Share

6. Good Luck

Rio benar-benar tak bisa mengalihkan pandang dari sang buah hati yang tengah makan dengan sangat lahap. Selama tiga tahun, Rio tak pernah sekalipun melihat sang anak yang begitu menikmati hidangan di hadapannya. Padahal jika Rio bisa berkomentar, makanan yang kini dimakan sang anak sangatlah sederhana dibanding apa yang mereka makan sehari-hari. Hal lain yang membuat Rio semakin takjub adalah kenyataan jika Atan sebenarnya sangat susah untuk makan sayur dan buah, chef di rumah mereka pun harus memutar otak agar nutrisi Atan tetap terjaga dengan membuat berbagai hidangan sayur yang dimodifikasi. Namun kini di depannya, Atan makan dengan lahap tanpa protes sedikitpun, padahal Ify hanya memasak menu sederhana. Nasi ayam jamur, dengan rebusan brokoli dan wortel.
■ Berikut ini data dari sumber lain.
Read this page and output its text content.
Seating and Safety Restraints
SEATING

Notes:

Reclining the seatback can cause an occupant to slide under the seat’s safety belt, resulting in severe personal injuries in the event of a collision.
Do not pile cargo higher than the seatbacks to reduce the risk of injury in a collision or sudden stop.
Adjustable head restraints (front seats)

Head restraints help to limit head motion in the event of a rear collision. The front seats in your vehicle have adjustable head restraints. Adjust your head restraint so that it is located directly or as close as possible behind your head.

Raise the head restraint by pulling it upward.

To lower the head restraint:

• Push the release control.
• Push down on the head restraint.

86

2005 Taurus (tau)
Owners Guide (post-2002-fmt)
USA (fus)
Ify juga memotong satu buah apel sebagai pencuci mulut saat Atan selesai makan.

"Ayah, mau coba masakan mama, nggak?" celetuk Atan yang membuat semua atensi orang dewasa di sana tertuju padanya.

"Atan makan yang banyak dulu aja, ya? Ayah makan nanti saja," jawab Rio dengan senyum lebarnya. Tak pernah ia sebahagia ini melihat Atan makan dengan lahap.
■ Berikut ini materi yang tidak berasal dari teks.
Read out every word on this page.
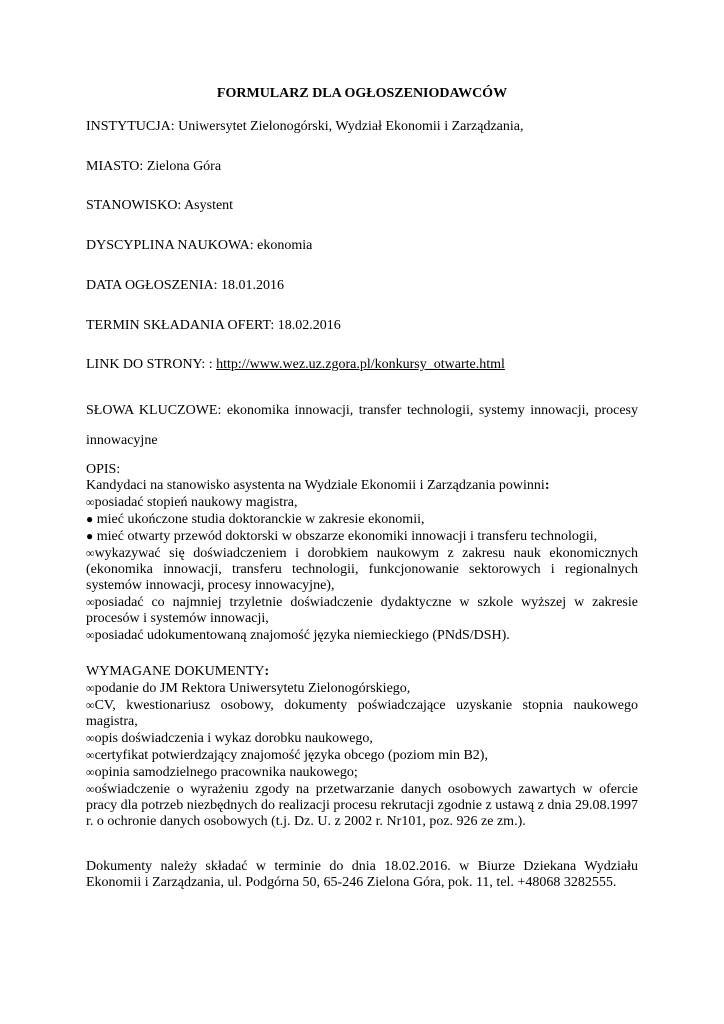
FORMULARZ DLA OGŁOSZENIODAWCÓW
INSTYTUCJA: Uniwersytet Zielonogórski, Wydział Ekonomii i Zarządzania,
MIASTO: Zielona Góra
STANOWISKO: Asystent
DYSCYPLINA NAUKOWA: ekonomia
DATA OGŁOSZENIA: 18.01.2016
TERMIN SKŁADANIA OFERT: 18.02.2016
LINK DO STRONY: : http://www.wez.uz.zgora.pl/konkursy_otwarte.html
SŁOWA KLUCZOWE: ekonomika innowacji, transfer technologii, systemy innowacji, procesy innowacyjne

OPIS:

Kandydaci na stanowisko asystenta na Wydziale Ekonomii i Zarządzania powinni:

∞posiadać stopień naukowy magistra,

● mieć ukończone studia doktoranckie w zakresie ekonomii,

● mieć otwarty przewód doktorski w obszarze ekonomiki innowacji i transferu technologii,

∞wykazywać się doświadczeniem i dorobkiem naukowym z zakresu nauk ekonomicznych (ekonomika innowacji, transferu technologii, funkcjonowanie sektorowych i regionalnych systemów innowacji, procesy innowacyjne),

∞posiadać co najmniej trzyletnie doświadczenie dydaktyczne w szkole wyższej w zakresie procesów i systemów innowacji,

∞posiadać udokumentowaną znajomość języka niemieckiego (PNdS/DSH).

WYMAGANE DOKUMENTY:

∞podanie do JM Rektora Uniwersytetu Zielonogórskiego,

∞CV, kwestionariusz osobowy, dokumenty poświadczające uzyskanie stopnia naukowego magistra,

∞opis doświadczenia i wykaz dorobku naukowego,

∞certyfikat potwierdzający znajomość języka obcego (poziom min B2),

∞opinia samodzielnego pracownika naukowego;

∞oświadczenie o wyrażeniu zgody na przetwarzanie danych osobowych zawartych w ofercie pracy dla potrzeb niezbędnych do realizacji procesu rekrutacji zgodnie z ustawą z dnia 29.08.1997 r. o ochronie danych osobowych (t.j. Dz. U. z 2002 r. Nr101, poz. 926 ze zm.).

Dokumenty należy składać w terminie do dnia 18.02.2016. w Biurze Dziekana Wydziału Ekonomii i Zarządzania, ul. Podgórna 50, 65-246 Zielona Góra, pok. 11, tel. +48068 3282555.
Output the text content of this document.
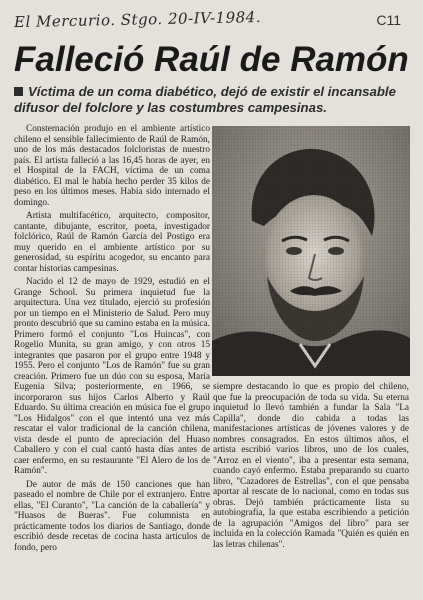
El Mercurio. Stgo. 20-IV-1984.	C11
Falleció Raúl de Ramón
Víctima de un coma diabético, dejó de existir el incansable difusor del folclore y las costumbres campesinas.

Consternación produjo en el ambiente artístico chileno el sensible fallecimiento de Raúl de Ramón, uno de los más destacados folcloristas de nuestro país. El artista falleció a las 16,45 horas de ayer, en el Hospital de la FACH, víctima de un coma diabético. El mal le había hecho perder 35 kilos de peso en los últimos meses. Había sido internado el domingo.

Artista multifacético, arquitecto, compositor, cantante, dibujante, escritor, poeta, investigador folclórico, Raúl de Ramón García del Postigo era muy querido en el ambiente artístico por su generosidad, su espíritu acogedor, su encanto para contar historias campesinas.

Nacido el 12 de mayo de 1929, estudió en el Grange School. Su primera inquietud fue la arquitectura. Una vez titulado, ejerció su profesión por un tiempo en el Ministerio de Salud. Pero muy pronto descubrió que su camino estaba en la música. Primero formó el conjunto "Los Huincas", con Rogelio Munita, su gran amigo, y con otros 15 integrantes que pasaron por el grupo entre 1948 y 1955. Pero el conjunto "Los de Ramón" fue su gran creación. Primero fue un dúo con su esposa, María Eugenia Silva; posteriormente, en 1966, se incorporaron sus hijos Carlos Alberto y Raúl Eduardo. Su última creación en música fue el grupo "Los Hidalgos" con el que intentó una vez más rescatar el valor tradicional de la canción chilena, vista desde el punto de apreciación del Huaso Caballero y con el cual cantó hasta días antes de caer enfermo, en su restaurante "El Alero de los de Ramón".

De autor de más de 150 canciones que han paseado el nombre de Chile por el extranjero. Entre ellas, "El Curanto", "La canción de la caballería" y "Huasos de Bueras". Fue columnista en prácticamente todos los diarios de Santiago, donde escribió desde recetas de cocina hasta artículos de fondo, pero

siempre destacando lo que es propio del chileno, que fue la preocupación de toda su vida. Su eterna inquietud lo llevó también a fundar la Sala "La Capilla", donde dio cabida a todas las manifestaciones artísticas de jóvenes valores y de nombres consagrados. En estos últimos años, el artista escribió varios libros, uno de los cuales, "Arroz en el viento", iba a presentar esta semana, cuando cayó enfermo. Estaba preparando su cuarto libro, "Cazadores de Estrellas", con el que pensaba aportar al rescate de lo nacional, como en todas sus obras. Dejó también prácticamente lista su autobiografía, la que estaba escribiendo a petición de la agrupación "Amigos del libro" para ser incluida en la colección Ramada "Quién es quién en las letras chilenas".
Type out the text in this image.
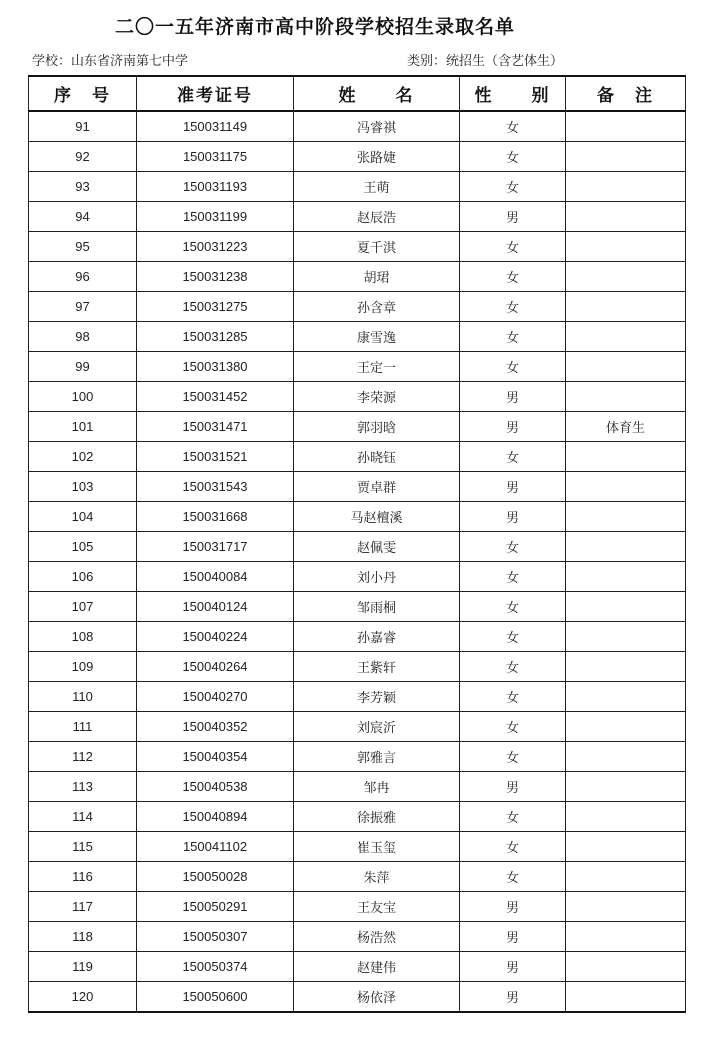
二〇一五年济南市高中阶段学校招生录取名单
学校：山东省济南第七中学	类别：统招生（含艺体生）
序　号	准考证号	姓　　名	性　　别	备　注
91	150031149	冯睿祺	女	
92	150031175	张路婕	女	
93	150031193	王萌	女	
94	150031199	赵辰浩	男	
95	150031223	夏千淇	女	
96	150031238	胡珺	女	
97	150031275	孙含章	女	
98	150031285	康雪逸	女	
99	150031380	王定一	女	
100	150031452	李荣源	男	
101	150031471	郭羽晗	男	体育生
102	150031521	孙晓钰	女	
103	150031543	贾卓群	男	
104	150031668	马赵檀溪	男	
105	150031717	赵佩雯	女	
106	150040084	刘小丹	女	
107	150040124	邹雨桐	女	
108	150040224	孙嘉睿	女	
109	150040264	王紫轩	女	
110	150040270	李芳颖	女	
111	150040352	刘宸沂	女	
112	150040354	郭雅言	女	
113	150040538	邹冉	男	
114	150040894	徐振雅	女	
115	150041102	崔玉玺	女	
116	150050028	朱萍	女	
117	150050291	王友宝	男	
118	150050307	杨浩然	男	
119	150050374	赵建伟	男	
120	150050600	杨依泽	男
"Tapi ini enak, Yah! Aaaaaa ...." Atan menodongkan sendok dengan tangan kecilnya yang mau tak mau membuat Rio membuka mulut.

Rio mengunyah dengan pelan sambil memejamkan mata. Menikmati rasa istimewa yang tersebar di lidahnya. Rio tak bisa mendeskripsikan bagaimana rasanya, selama ini ia sudah menikmati berbagai hidangan yang lebih lezat masakan para chef terkenal dunia. Namun rasa masakan di lidahnya ini, membuat Rio seolah-olah 'pulang'. Semua rasa lelah yang ia rasakan akibat pekerjaan dan juga ayah tunggal seolah luntur begitu saja. Kini Rio mengerti, kenapa Atan sampai mogok makan.

"Enak kan, Yah?"

Rio mengangguk. "Hmmm, enak! Atan suka banget ya masakan ma-eh tante Ify?" Hampir saja Rio keceplosan ikut menyebut Ify dengan sebutan mama.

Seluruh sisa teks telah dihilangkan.